Bamdad Marziyeh, Hutter Hans-Peter, Darvishy Alireza
Institute of Computer Science, Zurich University of Applied Sciences, 8400 Winterthur, Switzerland.
Department of Informatics, University of Zurich, 8050 Zurich, Switzerland.
Sensors (Basel). 2024 Dec 21;24(24):8164. doi: 10.3390/s24248164.

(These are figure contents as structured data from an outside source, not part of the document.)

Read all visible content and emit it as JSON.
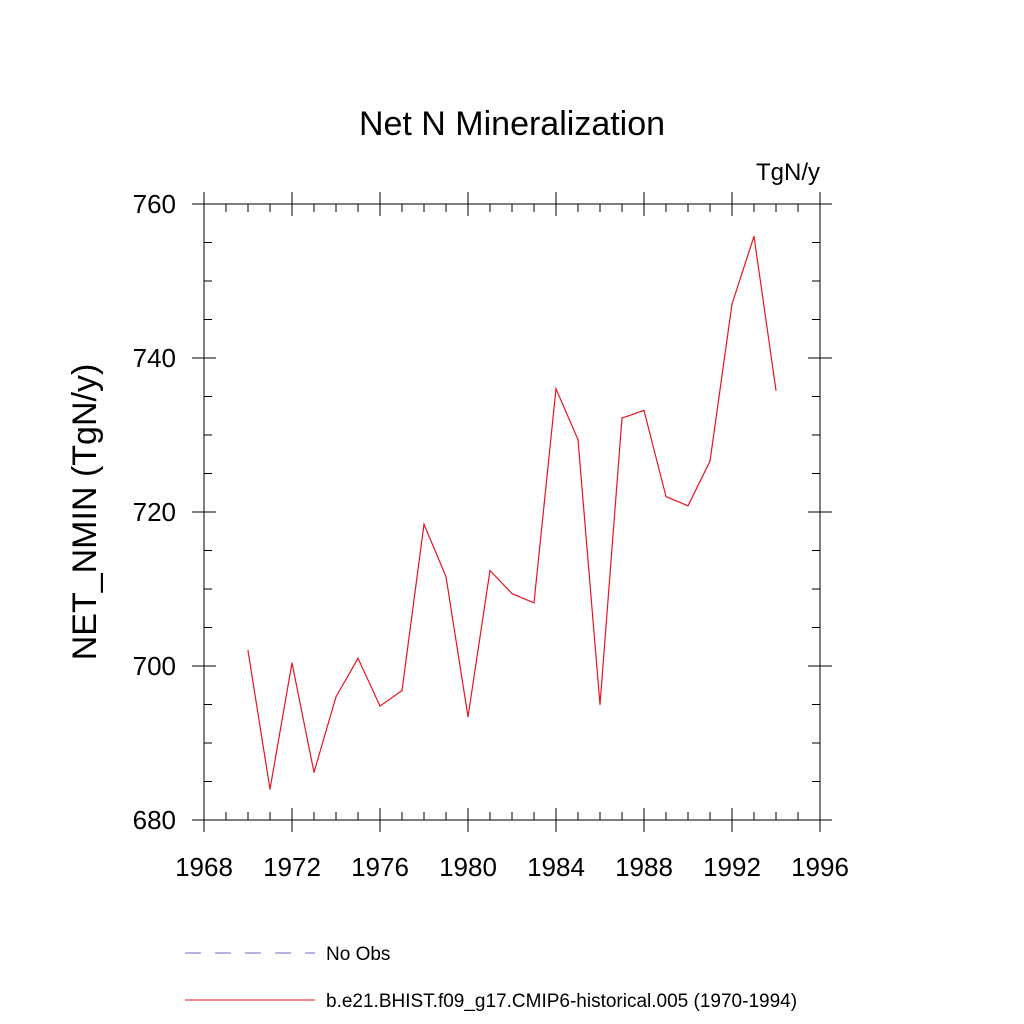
{
  "chart_data": {
    "type": "line",
    "title": "Net N Mineralization",
    "units_label": "TgN/y",
    "ylabel": "NET_NMIN  (TgN/y)",
    "xlabel": "",
    "xlim": [
      1968,
      1996
    ],
    "ylim": [
      680,
      760
    ],
    "x_ticks": [
      1968,
      1972,
      1976,
      1980,
      1984,
      1988,
      1992,
      1996
    ],
    "y_ticks": [
      680,
      700,
      720,
      740,
      760
    ],
    "x_minor_step": 1,
    "y_minor_step": 5,
    "grid": false,
    "legend_position": "bottom",
    "series": [
      {
        "name": "b.e21.BHIST.f09_g17.CMIP6-historical.005 (1970-1994)",
        "color": "#e8141e",
        "dash": "solid",
        "x": [
          1970,
          1971,
          1972,
          1973,
          1974,
          1975,
          1976,
          1977,
          1978,
          1979,
          1980,
          1981,
          1982,
          1983,
          1984,
          1985,
          1986,
          1987,
          1988,
          1989,
          1990,
          1991,
          1992,
          1993,
          1994
        ],
        "y": [
          702.0,
          684.0,
          700.4,
          686.2,
          696.0,
          701.0,
          694.8,
          696.8,
          718.4,
          711.6,
          693.4,
          712.4,
          709.4,
          708.2,
          736.0,
          729.4,
          695.0,
          732.2,
          733.2,
          722.0,
          720.8,
          726.6,
          747.0,
          755.8,
          735.8
        ]
      }
    ],
    "legend": [
      {
        "label": "No Obs",
        "color": "#6a6ac8",
        "dash": "dashed"
      },
      {
        "label": "b.e21.BHIST.f09_g17.CMIP6-historical.005 (1970-1994)",
        "color": "#e8141e",
        "dash": "solid"
      }
    ]
  }
}
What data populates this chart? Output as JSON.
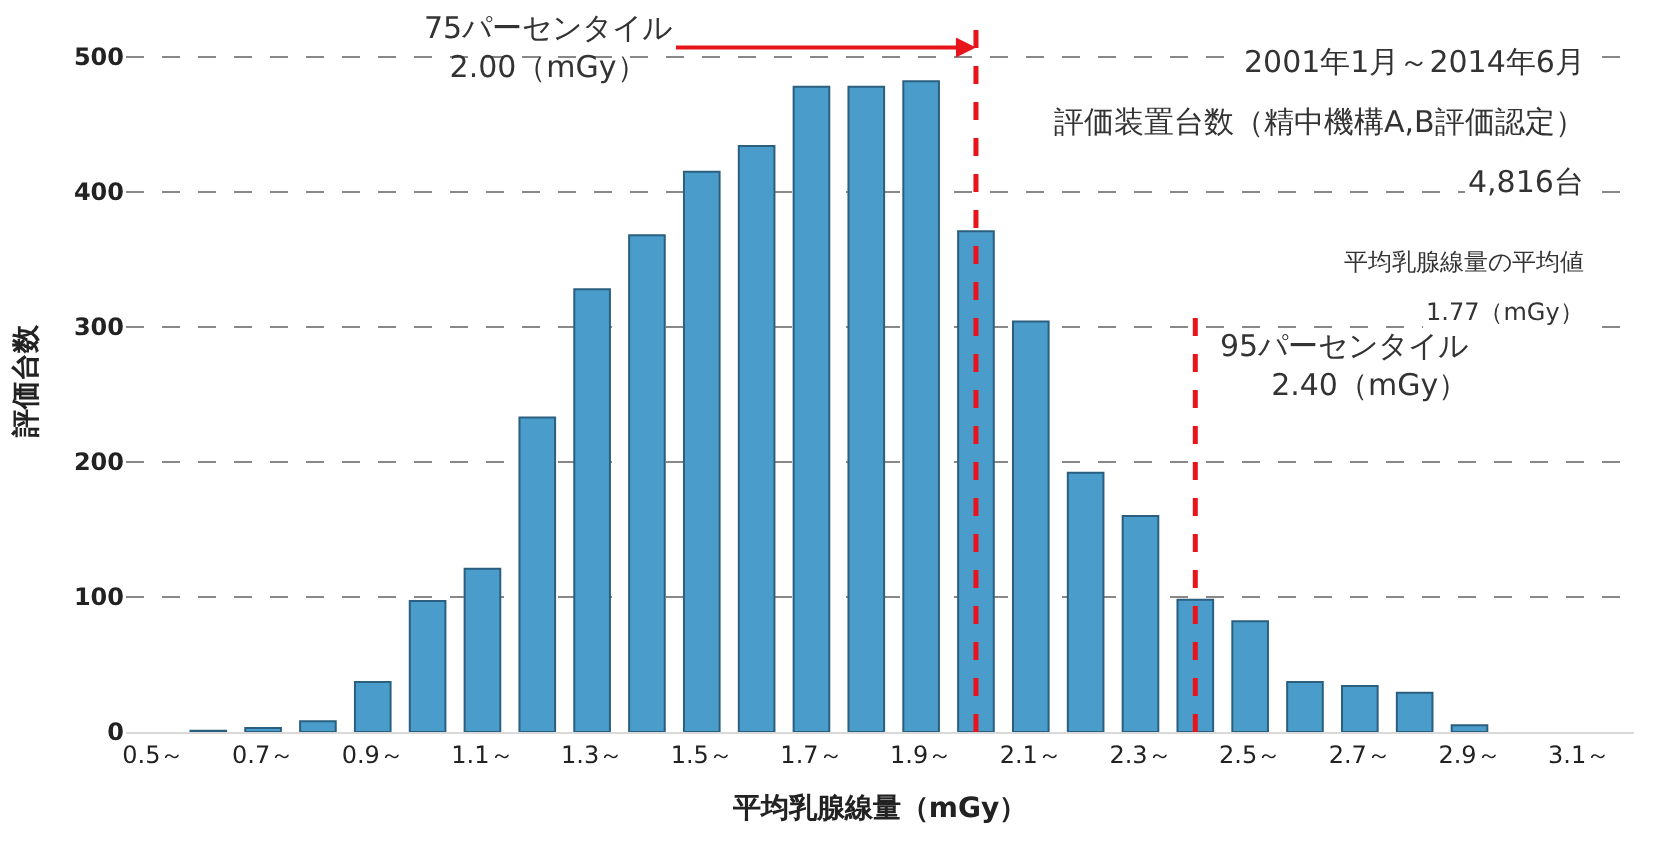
{
  "chart_data": {
    "type": "bar",
    "xlabel": "平均乳腺線量（mGy）",
    "ylabel": "評価台数",
    "x": [
      0.6,
      0.7,
      0.8,
      0.9,
      1.0,
      1.1,
      1.2,
      1.3,
      1.4,
      1.5,
      1.6,
      1.7,
      1.8,
      1.9,
      2.0,
      2.1,
      2.2,
      2.3,
      2.4,
      2.5,
      2.6,
      2.7,
      2.8,
      2.9
    ],
    "values": [
      1,
      3,
      8,
      37,
      97,
      121,
      233,
      328,
      368,
      415,
      434,
      478,
      478,
      482,
      371,
      304,
      192,
      160,
      98,
      82,
      37,
      34,
      29,
      5
    ],
    "color": "#4a9cca",
    "xlim": [
      0.45,
      3.2
    ],
    "xticks": [
      {
        "value": 0.5,
        "label": "0.5～"
      },
      {
        "value": 0.7,
        "label": "0.7～"
      },
      {
        "value": 0.9,
        "label": "0.9～"
      },
      {
        "value": 1.1,
        "label": "1.1～"
      },
      {
        "value": 1.3,
        "label": "1.3～"
      },
      {
        "value": 1.5,
        "label": "1.5～"
      },
      {
        "value": 1.7,
        "label": "1.7～"
      },
      {
        "value": 1.9,
        "label": "1.9～"
      },
      {
        "value": 2.1,
        "label": "2.1～"
      },
      {
        "value": 2.3,
        "label": "2.3～"
      },
      {
        "value": 2.5,
        "label": "2.5～"
      },
      {
        "value": 2.7,
        "label": "2.7～"
      },
      {
        "value": 2.9,
        "label": "2.9～"
      },
      {
        "value": 3.1,
        "label": "3.1～"
      }
    ],
    "ylim": [
      0,
      520
    ],
    "yticks": [
      0,
      100,
      200,
      300,
      400,
      500
    ],
    "grid": "y",
    "ref_lines": [
      {
        "axis": "x",
        "value": 2.0,
        "label": "75パーセンタイル\n2.00（mGy）",
        "color": "#e8141b",
        "line_style": "dashed"
      },
      {
        "axis": "x",
        "value": 2.4,
        "label": "95パーセンタイル\n2.40（mGy）",
        "color": "#e8141b",
        "line_style": "dashed"
      }
    ],
    "annotations": [
      "2001年1月～2014年6月",
      "評価装置台数（精中機構A,B評価認定）",
      "4,816台",
      "平均乳腺線量の平均値",
      "1.77（mGy）"
    ]
  }
}
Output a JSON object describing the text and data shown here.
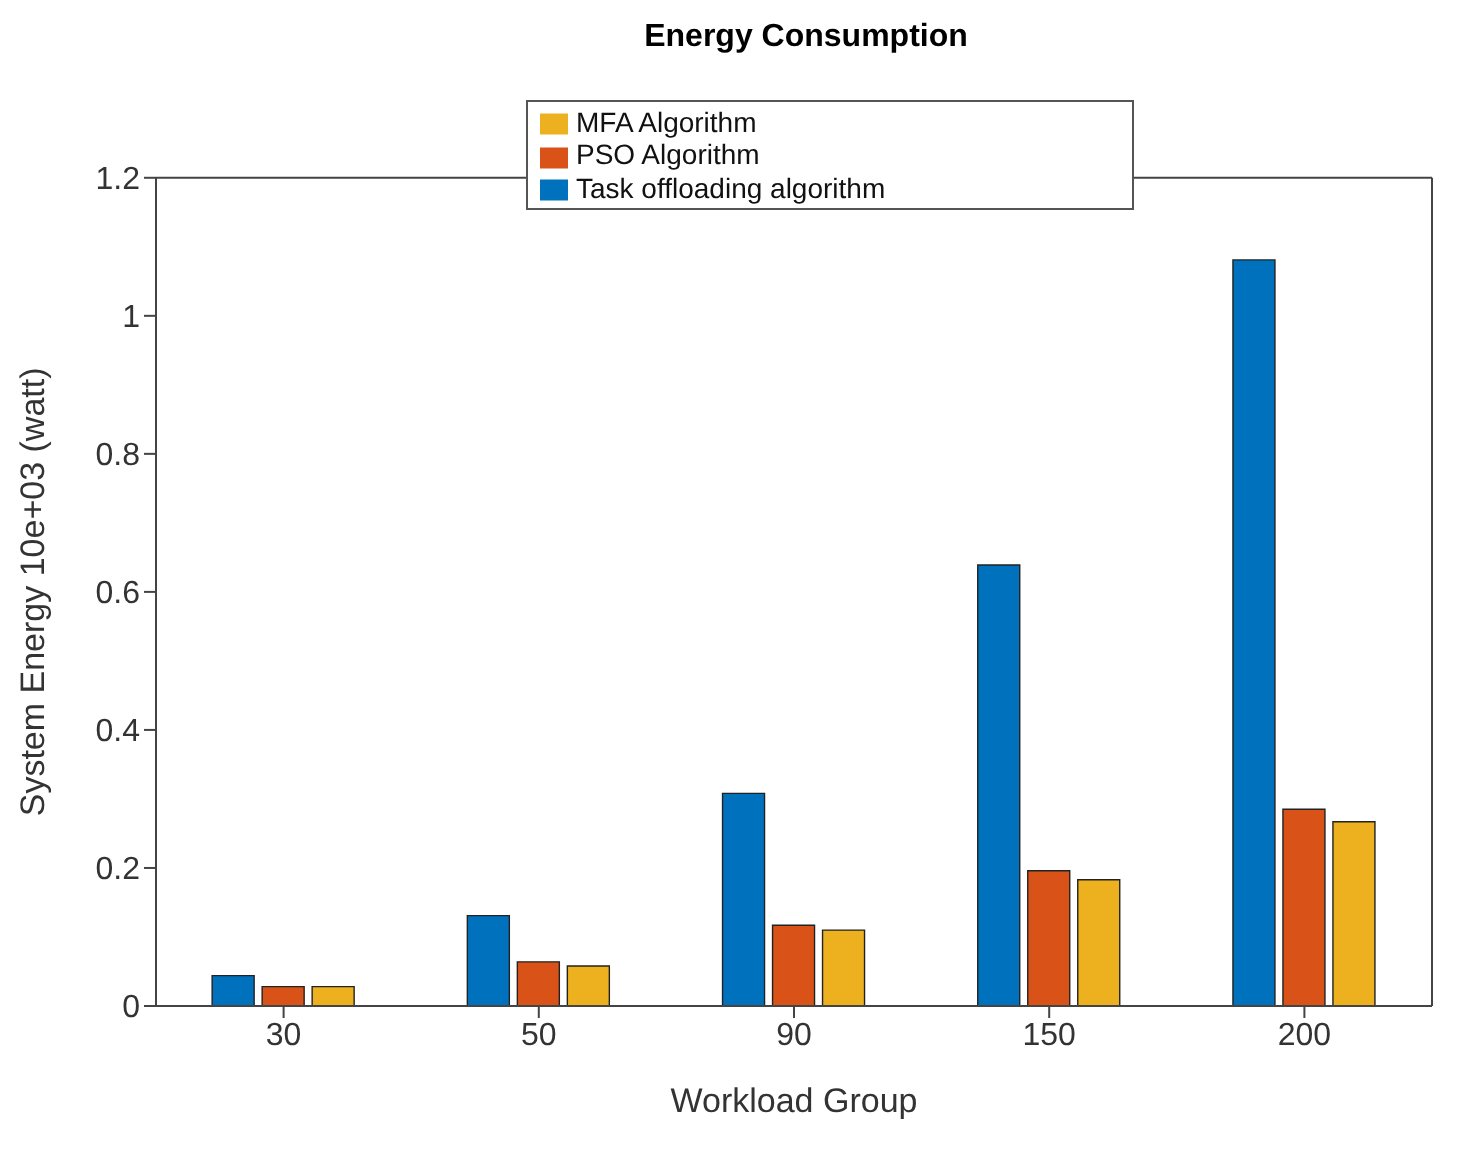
{
  "chart_data": {
    "type": "bar",
    "title": "Energy Consumption",
    "xlabel": "Workload Group",
    "ylabel": "System Energy 10e+03 (watt)",
    "categories": [
      "30",
      "50",
      "90",
      "150",
      "200"
    ],
    "series": [
      {
        "name": "Task offloading algorithm",
        "color": "#0072bd",
        "values": [
          0.044,
          0.131,
          0.308,
          0.639,
          1.081
        ]
      },
      {
        "name": "PSO Algorithm",
        "color": "#d95319",
        "values": [
          0.028,
          0.064,
          0.117,
          0.196,
          0.285
        ]
      },
      {
        "name": "MFA Algorithm",
        "color": "#edb120",
        "values": [
          0.028,
          0.058,
          0.11,
          0.183,
          0.267
        ]
      }
    ],
    "ylim": [
      0,
      1.2
    ],
    "yticks": [
      0,
      0.2,
      0.4,
      0.6,
      0.8,
      1,
      1.2
    ],
    "grid": false,
    "legend": "top"
  }
}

Simultaneous localization and mapping (SLAM) techniques can be used to navigate the visually impaired, but the development of robust SLAM solutions for crowded spaces is limited by the lack of realistic datasets. To address this, we introduce InCrowd-VI, a novel visual-inertial dataset specifically designed for human navigation in indoor pedestrian-rich environments. Recorded using Meta Aria Project glasses, it captures realistic scenarios without environmental control. InCrowd-VI features 58 sequences totaling a 5 km trajectory length and 1.5 h of recording time, including RGB, stereo images, and IMU measurements. The dataset captures important challenges such as pedestrian occlusions, varying crowd densities, complex layouts, and lighting changes. Ground-truth trajectories, accurate to approximately 2 cm, are provided in the dataset, originating from the Meta Aria project machine perception SLAM service. In addition, a semi-dense 3D point cloud of scenes is provided for each sequence. The evaluation of state-of-the-art visual odometry (VO) and SLAM algorithms on InCrowd-VI revealed severe performance limitations in these realistic scenarios. Under challenging conditions, systems exceeded the required localization accuracy of 0.5 m and the 1% drift threshold, with classical methods showing drift up to 5-10%. While deep learning-based approaches maintained high pose estimation coverage (>90%), they failed to achieve real-time processing speeds necessary for walking pace navigation. These results demonstrate the need and value of a new dataset to advance SLAM research for visually impaired navigation in complex indoor environments.
同时定位与地图构建(SLAM)技术可用于帮助视障人士导航,但针对拥挤空间开发强大的SLAM解决方案受到缺乏真实数据集的限制。为了解决这个问题,我们引入了InCrowd-VI,这是一个专门为室内行人密集环境中的人类导航设计的新型视觉惯性数据集。该数据集使用Meta Aria Project眼镜录制,可在不受环境控制的情况下捕捉真实场景。InCrowd-VI包含58个序列,总轨迹长度为5公里,录制时间为1.5小时,包括RGB图像、立体图像和惯性测量单元(IMU)测量数据。该数据集捕捉了诸如行人遮挡、人群密度变化、复杂布局和光照变化等重要挑战。数据集中提供了精确到约2厘米的地面真值轨迹,这些轨迹来自Meta Aria项目的机器感知SLAM服务。此外,还为每个序列提供了场景的半密集三维点云。在InCrowd-VI上对先进的视觉里程计(VO)和SLAM算法进行的评估表明,在这些真实场景中存在严重的性能限制。在具有挑战性的条件下,系统超过了所需的0.5米定位精度和1%的漂移阈值,经典方法的漂移高达5%-10%。虽然基于深度学习的方法保持了较高的姿态估计覆盖率(>90%),但它们未能实现步行速度导航所需的实时处理速度。这些结果证明了一个新数据集对于推进复杂室内环境中视障人士导航的SLAM研究的必要性和价值。